Two populations, the Black Forest horse and the Schleswig Draught horse, showed a relatively low allele richness and effective population size. Unfortunately, these two populations were quite distinctive from the other draught horse populations analysed in this study. Further genetic analyses would be required to find populations genetically more closely related to these two breeds. Considering historical evidence, it would be of further interest to analyse the relationship of the Black Forest horse with the Haflinger and Freiberger horses as well as the relationship of the Schleswig Draught horse with the Jutland and Suffolk Punch horses.

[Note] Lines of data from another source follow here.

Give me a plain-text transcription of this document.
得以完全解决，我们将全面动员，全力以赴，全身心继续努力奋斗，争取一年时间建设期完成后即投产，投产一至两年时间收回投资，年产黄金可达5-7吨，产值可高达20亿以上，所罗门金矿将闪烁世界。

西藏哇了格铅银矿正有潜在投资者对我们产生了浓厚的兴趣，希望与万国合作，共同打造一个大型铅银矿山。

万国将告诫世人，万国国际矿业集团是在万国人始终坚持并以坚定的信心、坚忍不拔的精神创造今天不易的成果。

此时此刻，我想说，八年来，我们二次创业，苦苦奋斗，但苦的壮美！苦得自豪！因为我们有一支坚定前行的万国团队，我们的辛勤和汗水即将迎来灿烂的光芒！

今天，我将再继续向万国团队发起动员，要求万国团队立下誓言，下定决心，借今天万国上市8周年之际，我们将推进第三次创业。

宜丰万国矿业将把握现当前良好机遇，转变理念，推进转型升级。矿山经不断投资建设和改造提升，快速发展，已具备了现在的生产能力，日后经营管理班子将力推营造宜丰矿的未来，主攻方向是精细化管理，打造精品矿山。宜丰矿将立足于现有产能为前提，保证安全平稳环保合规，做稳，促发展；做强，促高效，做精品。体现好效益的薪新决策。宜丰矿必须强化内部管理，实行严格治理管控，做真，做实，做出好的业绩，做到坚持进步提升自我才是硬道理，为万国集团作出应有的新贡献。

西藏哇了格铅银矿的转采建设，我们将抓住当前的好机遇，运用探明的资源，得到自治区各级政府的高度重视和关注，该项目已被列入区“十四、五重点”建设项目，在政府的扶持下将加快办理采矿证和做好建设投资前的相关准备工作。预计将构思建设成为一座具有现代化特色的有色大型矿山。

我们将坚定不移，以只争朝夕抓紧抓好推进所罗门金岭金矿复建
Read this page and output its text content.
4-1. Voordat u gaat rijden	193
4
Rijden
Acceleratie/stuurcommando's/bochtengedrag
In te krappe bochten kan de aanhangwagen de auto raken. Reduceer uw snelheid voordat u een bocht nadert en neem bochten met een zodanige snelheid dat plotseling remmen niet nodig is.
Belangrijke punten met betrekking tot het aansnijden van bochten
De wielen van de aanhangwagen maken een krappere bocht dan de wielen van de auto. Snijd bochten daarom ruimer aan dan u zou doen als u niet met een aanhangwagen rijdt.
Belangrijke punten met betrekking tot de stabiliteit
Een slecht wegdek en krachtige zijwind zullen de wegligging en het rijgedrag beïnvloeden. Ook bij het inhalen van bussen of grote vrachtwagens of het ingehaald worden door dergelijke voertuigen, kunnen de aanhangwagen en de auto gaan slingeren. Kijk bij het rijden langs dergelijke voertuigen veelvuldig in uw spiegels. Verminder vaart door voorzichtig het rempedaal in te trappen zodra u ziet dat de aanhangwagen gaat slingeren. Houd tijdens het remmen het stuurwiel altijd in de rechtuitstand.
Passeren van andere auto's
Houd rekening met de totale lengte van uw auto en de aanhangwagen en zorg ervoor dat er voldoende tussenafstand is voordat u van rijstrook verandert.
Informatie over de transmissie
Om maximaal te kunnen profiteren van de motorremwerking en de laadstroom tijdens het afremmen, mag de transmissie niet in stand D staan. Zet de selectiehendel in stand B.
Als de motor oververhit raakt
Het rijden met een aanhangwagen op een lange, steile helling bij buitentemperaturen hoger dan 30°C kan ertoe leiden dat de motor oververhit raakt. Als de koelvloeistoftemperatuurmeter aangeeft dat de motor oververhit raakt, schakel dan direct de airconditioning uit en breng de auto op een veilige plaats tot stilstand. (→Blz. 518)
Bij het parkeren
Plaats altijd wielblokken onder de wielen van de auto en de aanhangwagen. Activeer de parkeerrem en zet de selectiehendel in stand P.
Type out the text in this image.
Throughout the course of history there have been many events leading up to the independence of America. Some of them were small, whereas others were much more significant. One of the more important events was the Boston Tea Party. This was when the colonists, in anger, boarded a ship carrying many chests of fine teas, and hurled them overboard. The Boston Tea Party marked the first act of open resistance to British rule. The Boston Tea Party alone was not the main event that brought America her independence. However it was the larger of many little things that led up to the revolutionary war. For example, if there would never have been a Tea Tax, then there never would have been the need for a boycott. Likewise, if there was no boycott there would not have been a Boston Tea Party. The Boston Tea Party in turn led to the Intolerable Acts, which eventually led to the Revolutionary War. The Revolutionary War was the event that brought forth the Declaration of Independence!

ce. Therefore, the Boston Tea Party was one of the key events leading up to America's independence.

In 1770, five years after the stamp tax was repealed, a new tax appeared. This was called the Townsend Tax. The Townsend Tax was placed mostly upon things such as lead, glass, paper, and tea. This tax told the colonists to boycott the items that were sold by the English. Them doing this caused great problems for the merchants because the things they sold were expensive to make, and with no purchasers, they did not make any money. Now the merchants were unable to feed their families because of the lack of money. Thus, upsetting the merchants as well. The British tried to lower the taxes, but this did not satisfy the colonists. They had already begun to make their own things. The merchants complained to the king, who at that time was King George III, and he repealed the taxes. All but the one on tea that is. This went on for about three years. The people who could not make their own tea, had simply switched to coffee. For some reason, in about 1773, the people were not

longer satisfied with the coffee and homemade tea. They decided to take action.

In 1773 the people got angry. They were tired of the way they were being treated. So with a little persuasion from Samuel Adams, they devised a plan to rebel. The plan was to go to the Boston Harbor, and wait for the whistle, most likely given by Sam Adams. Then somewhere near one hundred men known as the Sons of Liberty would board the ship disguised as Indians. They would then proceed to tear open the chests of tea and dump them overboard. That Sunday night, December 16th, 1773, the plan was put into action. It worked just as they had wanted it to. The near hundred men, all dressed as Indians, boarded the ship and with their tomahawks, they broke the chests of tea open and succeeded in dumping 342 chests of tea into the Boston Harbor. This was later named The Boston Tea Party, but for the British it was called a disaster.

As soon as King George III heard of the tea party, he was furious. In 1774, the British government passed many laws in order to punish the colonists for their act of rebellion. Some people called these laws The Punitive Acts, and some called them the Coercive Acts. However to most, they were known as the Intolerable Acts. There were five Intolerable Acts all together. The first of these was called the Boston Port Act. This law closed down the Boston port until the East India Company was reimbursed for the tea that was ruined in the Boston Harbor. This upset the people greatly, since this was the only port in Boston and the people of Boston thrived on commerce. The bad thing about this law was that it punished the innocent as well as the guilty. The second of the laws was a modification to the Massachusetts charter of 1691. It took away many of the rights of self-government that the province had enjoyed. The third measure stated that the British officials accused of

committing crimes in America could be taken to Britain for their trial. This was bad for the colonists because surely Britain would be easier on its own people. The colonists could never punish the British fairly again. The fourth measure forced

In order to take a more general and precise view on the conservation status of European draught horse populations, it would be necessary to extend this study to a large number of other breeds. Thus, for example, it would be of interest to include in the analysis Ardennais, Belgian Heavy Draught, Clydesdale, Friesian horse, Italian Heavy Draught, Irish Draught, Murgese, Norman Cob, Percheron, Russian Heavy Draught and Shire as well as other European working horse breeds. As, for thousands of years, draught horses have been an important force in changing the course of human civilization, and as they still have enormous potential, such an analysis would surely justify all the costs required.

Limitations

Given that conservation genetics is a complex issue, our intention was not to advocate application of specific conservation decisions. Moreover, we wanted to present facts that would aid in making efficient conservation decisions. In addition, we would like to stress that the presented results are based on the assumption that microsatellites represent neutral genetic variation. Thus, they do not relate to differences among and variability within populations with respect to agriculturally important traits, in most cases inherited according to quantitative genetic principals, which have undergone artificial or natural (adaptive) selection. Those traits might have additional value from a human or long-term adaptive perspective and should also be considered in future conservation strategies and programmes.